Unchecked Vietnamese troops' withdrawal from Cambodia 1989 |
By Khmer Wathanakam
www.khmerwathanak.blogspot.com
Gen. Le Duc Anh, an architect of a brutal K-5 Plan |
January 7, 1979 has become the most controversial date in Khmer history when the current regime was installed by Hanoi on this date declaring it a national holiday to commemorate its victory over Pol Pot regime which turned the country into a killing field. The regime even goes further to call this date as a second birthday of Cambodian people, but according to a school of International Relations, every country on this planet always places its narrow national interest above everything in conducting its own foreign policy. No any country can afford to become a Saint or Bodhisattva in this material world. Thus, what Vietnam has claimed; first it contradicts to a conventional rule of individual nation's foreign policy, and second it contradicts to Khmer history that has proved that Vietnam is a true Khmer traditional enemy and invader--Kampuchea Krom and Koh Tral are the living proofs.
Historically, after conquering Kampuchea Krom, Vietnam repeatedly failed to conquer a proper Cambodia at least three times: During a reign of Emperor Thieu Tri, in late 1841, General Truong Minh Giang (in compared with General Le Duc Anh in the 1980s) when he withdrew his defeated troops from Cambodia, he sent his letter to Hue in which he took the blame for losing Cambodia, to which he referred as "the emperor's rightful property." Then he took his own life by poisoning.
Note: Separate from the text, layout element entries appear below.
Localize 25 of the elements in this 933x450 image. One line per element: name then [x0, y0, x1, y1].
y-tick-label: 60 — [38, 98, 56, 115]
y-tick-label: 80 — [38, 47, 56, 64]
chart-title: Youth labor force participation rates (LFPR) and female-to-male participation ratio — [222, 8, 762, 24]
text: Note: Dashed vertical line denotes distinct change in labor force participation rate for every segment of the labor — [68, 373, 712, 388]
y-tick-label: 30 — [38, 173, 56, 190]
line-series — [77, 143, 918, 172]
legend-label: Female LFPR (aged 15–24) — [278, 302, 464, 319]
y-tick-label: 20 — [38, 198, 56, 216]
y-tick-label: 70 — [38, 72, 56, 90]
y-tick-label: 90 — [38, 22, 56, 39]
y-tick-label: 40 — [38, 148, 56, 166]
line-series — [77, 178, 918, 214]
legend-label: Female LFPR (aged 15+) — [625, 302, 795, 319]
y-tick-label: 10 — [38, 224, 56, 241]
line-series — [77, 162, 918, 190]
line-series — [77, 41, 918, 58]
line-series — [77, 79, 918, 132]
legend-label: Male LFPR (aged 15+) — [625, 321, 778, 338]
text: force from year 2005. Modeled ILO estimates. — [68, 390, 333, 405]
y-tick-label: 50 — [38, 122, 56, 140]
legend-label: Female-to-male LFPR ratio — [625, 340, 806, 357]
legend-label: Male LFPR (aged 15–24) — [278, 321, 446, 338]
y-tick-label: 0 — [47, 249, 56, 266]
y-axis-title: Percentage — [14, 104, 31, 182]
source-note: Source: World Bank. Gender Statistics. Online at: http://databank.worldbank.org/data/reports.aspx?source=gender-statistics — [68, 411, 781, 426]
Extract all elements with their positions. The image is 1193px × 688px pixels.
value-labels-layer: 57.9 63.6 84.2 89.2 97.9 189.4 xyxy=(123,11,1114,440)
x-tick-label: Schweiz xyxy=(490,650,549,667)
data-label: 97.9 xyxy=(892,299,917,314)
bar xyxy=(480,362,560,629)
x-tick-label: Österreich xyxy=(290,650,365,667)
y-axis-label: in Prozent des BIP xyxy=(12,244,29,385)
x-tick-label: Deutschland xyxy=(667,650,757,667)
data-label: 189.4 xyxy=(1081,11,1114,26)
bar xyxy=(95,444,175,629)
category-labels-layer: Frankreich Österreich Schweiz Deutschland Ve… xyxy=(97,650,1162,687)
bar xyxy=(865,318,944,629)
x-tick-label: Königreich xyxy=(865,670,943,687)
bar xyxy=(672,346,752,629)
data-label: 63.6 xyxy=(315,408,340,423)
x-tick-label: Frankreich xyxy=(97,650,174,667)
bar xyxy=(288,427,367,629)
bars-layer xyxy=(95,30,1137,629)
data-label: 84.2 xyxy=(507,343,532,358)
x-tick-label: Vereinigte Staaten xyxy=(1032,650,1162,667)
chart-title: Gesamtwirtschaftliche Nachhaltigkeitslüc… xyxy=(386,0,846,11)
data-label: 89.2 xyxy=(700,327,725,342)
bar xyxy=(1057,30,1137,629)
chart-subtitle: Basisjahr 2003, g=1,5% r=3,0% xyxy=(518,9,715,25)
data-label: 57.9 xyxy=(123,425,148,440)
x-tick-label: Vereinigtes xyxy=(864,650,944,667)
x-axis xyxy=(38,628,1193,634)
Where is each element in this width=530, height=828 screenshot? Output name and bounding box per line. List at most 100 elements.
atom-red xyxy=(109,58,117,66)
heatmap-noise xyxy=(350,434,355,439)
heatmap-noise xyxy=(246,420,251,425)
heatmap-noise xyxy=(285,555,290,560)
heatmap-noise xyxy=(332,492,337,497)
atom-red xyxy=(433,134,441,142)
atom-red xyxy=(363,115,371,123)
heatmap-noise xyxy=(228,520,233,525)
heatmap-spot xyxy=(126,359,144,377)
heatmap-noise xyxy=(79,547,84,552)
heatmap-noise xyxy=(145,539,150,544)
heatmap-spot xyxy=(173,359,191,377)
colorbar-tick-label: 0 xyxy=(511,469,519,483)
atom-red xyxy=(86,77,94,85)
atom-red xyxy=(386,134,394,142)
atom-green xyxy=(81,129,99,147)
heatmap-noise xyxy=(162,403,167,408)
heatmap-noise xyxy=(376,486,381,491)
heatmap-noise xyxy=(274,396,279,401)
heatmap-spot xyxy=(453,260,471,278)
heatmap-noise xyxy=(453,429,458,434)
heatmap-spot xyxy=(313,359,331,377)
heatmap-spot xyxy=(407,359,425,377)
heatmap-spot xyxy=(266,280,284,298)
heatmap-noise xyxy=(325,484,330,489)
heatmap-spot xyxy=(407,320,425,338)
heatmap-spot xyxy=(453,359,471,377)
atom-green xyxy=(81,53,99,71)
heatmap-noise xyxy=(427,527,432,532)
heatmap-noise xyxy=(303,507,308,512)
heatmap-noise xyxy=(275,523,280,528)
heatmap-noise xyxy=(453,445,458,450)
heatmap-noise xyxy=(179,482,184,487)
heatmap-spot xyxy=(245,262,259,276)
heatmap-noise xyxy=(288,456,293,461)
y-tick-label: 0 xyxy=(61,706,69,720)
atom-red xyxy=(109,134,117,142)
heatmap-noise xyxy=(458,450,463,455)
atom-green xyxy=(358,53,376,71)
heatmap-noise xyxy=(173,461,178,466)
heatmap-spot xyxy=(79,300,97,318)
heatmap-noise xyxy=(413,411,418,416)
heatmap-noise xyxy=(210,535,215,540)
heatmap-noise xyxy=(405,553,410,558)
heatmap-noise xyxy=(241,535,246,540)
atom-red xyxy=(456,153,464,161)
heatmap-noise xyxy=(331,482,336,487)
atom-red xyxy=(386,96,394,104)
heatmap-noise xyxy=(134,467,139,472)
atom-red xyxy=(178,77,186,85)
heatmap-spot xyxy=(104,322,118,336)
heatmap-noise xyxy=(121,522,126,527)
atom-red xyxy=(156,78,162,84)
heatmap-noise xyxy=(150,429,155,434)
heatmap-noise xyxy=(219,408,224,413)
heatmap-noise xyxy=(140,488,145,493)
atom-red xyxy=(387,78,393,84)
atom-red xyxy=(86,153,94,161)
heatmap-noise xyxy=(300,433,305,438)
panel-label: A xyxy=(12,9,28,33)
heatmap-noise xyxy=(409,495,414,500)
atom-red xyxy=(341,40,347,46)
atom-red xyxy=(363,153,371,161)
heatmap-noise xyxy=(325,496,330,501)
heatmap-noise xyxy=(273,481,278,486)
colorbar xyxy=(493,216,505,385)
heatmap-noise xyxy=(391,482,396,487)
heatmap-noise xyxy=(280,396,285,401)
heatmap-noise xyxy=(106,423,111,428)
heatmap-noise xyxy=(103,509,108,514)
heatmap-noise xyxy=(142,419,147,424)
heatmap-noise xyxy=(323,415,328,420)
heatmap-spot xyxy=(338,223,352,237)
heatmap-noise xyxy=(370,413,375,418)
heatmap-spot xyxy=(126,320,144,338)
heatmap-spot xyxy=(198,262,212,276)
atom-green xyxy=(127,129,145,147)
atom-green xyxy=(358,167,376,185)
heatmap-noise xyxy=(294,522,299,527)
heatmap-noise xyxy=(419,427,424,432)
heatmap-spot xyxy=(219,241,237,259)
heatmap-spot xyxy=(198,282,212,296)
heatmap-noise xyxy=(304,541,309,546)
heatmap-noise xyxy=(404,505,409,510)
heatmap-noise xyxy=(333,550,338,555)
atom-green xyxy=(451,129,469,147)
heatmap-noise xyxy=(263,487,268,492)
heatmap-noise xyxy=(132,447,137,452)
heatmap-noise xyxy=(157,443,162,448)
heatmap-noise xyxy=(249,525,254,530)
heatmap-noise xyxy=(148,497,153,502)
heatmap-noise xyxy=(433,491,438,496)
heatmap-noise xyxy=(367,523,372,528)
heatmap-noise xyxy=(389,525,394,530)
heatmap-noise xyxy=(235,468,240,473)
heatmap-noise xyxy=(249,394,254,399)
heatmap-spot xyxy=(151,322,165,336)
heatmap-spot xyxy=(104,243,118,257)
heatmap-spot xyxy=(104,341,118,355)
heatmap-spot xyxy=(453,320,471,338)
After Geneva Conference 1954, again Ho Chi Minh failed to cut Cambodia into pieces by creating a autonomous zone for the Communist Khmer Vietminh--a predecessor of the current CPP. And after 1970's bloodless coup against Sihanouk, at least 70,000 Vietnamese troops invaded Cambodia under a slogan to reinstate Sihanouk to the power. Fortunately for Khmer, those Vietnamese troops were expelled from Cambodia by the Khmer Rouge at the end of 1973 after they had helped the Khmer Rouge to gain control nearly 70 percent of the country from the Khmer Republic.
All these military failures had embedded in the Vietnamese leaders' memory and motivated them to search for more suitable time and opportunity. Vietnam, politically and militarily tried to place Cambodia and Laos under its patronage system. In 1976, Vietnam convinced Pol Pot to sign a special friendship treaty among three countries--Cambodia, Laos, and Vietnam-- but Hanoi's proposal fiercely rejected by Pol Pot. The words "special friendship" with Vietnam just even infuriated Pol Pot and made him more suspicious about Hanoi's intentions. After several violent armed conflicts along the border, Pol Pot ordered to cut diplomatic relationship with Vietnam in 1977; then the two countries were on a state of war, accusing each other of border provocations.
On a screen of Vietnam's foreign policy, military intervention to overthrow Pol Pot regime became its top priority to protect its border security and to fulfill its three unfinished missions in the past as its final conquest on Cambodia. It was a great opportunity that Hanoi had waited for years and inspired by their ancestor's slogan, "a Journey Towards the West." On Christmas Eve 1978, approximately 200,000 well-armed Vietnamese troops under a command of General Le Duc Anh--an adept military commander and a Communist hardliner--invaded Cambodia from multiple directions, encountering light resistance from Democratic Kampuchea forces. A quick fall of Phnom Penh caught the Vietnamese Commanders by surprised as they had expected more fierce battles with the well-disciplined Khmer Rouge fighters . After taking full control over Cambodia, General Le Duc Anh formulated five key points to defense the Vietnamese occupation against the Khmer Resistance Forces from infiltration known as a " K-5 Plan," in parallel to "Vinh Te Canal excavation" imposed on Khmer by Emperor Gia Long in 1816.
How grateful it is! If Vietnam came to liberate Khmer lives from killing field and let Khmer take their own destination through democratic process as the U.S. has done in Iraq, Afghanistan, and recently in Libya. After military interventions, those countries were allowed to hold free and fair election and rebuilt their economy. But Vietnam took opposite direction in 1979; it came to topple an extreme dictatorial regime of Pol Pot, and it replaced with another dictatorial regime of Hun Sen who has posed more dangerous to Khmer nation than Pol Pot in term of Khmer sovereignty and independence. A flagrant K-5 Plan that killed thousands of innocent Khmer in the 1980s, the current economic concessions--Prey Land, Angkor Wat, Bokor Resort... and rampant influx of illegal immigrants are clear evidences to corroborate that Vietnam explicitly came to colonize Cambodia and to seize Khmer natural resources, not in a mission to save Khmer lives.
Through historic and current aggression policies of Vietnam toward Cambodia, there is no feasible explanation or evidence to convince that Vietnam came to save Khmer lives from Pol Pot's killing field on January 7, 1979 (a humanitarian intervention), but it is a great opportunity that Vietnam had premeditated for years. No matter what atrocity Pol Pot had committed against Khmer people if Pol Pot was totally submissive to the Vietnamese patronage as King Ang Chan II, his successor Queen Mei, and the current leader Hun Sen, Vietnam would reward and protect Pol Pot to rule Cambodia until his old age as it has been grooming Hun Sen over three decades. Therefore, January 7, 1979 is absolutely not a humanitarian intervention to save Khmer lives as Vietnam has claimed but a military invasion to conquer and to seize Khmer natural resources as all Khmer people are currently witnessing.